Das BGer schützt im vorliegenden Urteil ein Urteil der Cour de Justice GE, die in einer ungewöhnlichen Konstellationen einen Grundlagenirrtum verneint hatte. Die anfechtende Vertragspartei hatte im Bahnhofsgebäude von Eaux-Vives in Genf ein Grundstück mit einem Gebäude erworben, wo sie eine Wechselstube betrieb. Sie plante, das Grundstück nach ihrer Pensionierung weiterzuverkaufen. Beim Kauf war zwar bekannt, dass entlang der Bahnlinie Bauarbeiten geplant waren.
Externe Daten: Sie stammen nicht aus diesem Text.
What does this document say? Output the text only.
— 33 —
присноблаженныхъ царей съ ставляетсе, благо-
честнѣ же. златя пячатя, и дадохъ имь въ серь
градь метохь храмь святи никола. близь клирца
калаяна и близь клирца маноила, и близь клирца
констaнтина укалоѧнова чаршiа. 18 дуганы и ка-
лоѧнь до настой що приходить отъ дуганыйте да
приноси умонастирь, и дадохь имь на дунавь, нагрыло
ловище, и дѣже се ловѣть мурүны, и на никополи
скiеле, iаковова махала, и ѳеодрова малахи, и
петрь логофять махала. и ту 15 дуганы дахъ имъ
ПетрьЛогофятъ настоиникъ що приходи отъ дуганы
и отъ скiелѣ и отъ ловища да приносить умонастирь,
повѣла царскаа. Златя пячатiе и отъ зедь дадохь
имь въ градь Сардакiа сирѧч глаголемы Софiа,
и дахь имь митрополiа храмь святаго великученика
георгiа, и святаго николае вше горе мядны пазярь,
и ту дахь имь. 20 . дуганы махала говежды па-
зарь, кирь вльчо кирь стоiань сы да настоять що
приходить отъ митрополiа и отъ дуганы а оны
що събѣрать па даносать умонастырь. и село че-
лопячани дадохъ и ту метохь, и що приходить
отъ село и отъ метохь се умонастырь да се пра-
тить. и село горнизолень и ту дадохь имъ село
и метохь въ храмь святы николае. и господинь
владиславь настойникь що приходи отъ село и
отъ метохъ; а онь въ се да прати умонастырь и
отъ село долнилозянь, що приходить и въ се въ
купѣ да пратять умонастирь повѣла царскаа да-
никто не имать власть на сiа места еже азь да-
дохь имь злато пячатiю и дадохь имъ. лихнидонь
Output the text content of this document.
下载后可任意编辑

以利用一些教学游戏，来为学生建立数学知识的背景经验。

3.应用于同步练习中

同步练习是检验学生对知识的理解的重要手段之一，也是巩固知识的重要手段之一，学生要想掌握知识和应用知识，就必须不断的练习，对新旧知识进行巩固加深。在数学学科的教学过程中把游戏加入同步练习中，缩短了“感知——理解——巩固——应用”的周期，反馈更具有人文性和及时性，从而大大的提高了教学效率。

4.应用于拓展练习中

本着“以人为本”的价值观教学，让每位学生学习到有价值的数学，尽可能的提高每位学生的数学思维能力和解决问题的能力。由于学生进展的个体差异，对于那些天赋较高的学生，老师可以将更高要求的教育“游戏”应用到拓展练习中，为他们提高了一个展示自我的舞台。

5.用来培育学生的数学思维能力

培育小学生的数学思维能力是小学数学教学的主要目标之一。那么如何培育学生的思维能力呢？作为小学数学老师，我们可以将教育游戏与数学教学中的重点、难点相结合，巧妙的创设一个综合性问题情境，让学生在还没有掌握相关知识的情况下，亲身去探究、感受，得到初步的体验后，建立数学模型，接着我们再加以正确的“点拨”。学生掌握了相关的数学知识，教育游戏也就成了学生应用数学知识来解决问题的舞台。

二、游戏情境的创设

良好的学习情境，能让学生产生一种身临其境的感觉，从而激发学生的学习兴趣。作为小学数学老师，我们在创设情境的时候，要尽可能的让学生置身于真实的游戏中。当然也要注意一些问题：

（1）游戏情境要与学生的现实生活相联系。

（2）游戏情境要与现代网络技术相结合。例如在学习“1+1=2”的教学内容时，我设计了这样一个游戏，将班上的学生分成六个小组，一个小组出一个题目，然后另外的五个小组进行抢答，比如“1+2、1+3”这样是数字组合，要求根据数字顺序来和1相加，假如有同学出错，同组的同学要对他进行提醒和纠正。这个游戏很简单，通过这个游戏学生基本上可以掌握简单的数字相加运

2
Der Käufer ging jedoch davon aus, dass das Gebäude denkmalgeschützt und damit vor einem Abriss sicher sei. Später das Gebäude im Zuge der erwarteten Arbeiten zum Abriss vorgesehen. Das BGer fasst zunächst den Tatbestand des Grundlagenirrtums zusammen:
A teneur de l'art. 23 CO, le contrat n'oblige pas celle des parties qui, au moment de conclure, se trouvait dans une erreur essentielle. Selon l'art. 24 al. 1 ch. 4 CO, parmi d'autres cas, il y a erreur essentielle lorsque l'un des cocontractants s'est mépris sur des faits qu'il pouvait considérer, du point de vue de la loyauté en affaires, comme des éléments nécessaires du contrat. Dans cette hypothèse, l'erreur a porté sur un point spécifique qui a effectivement déterminé la victime à conclure le contrat ou à le conclure aux conditions convenues, et il se justifiait objectivement, du point de vue de la bonne foi en affaires, de considérer ce point comme un élément essentiel du contrat [...] ...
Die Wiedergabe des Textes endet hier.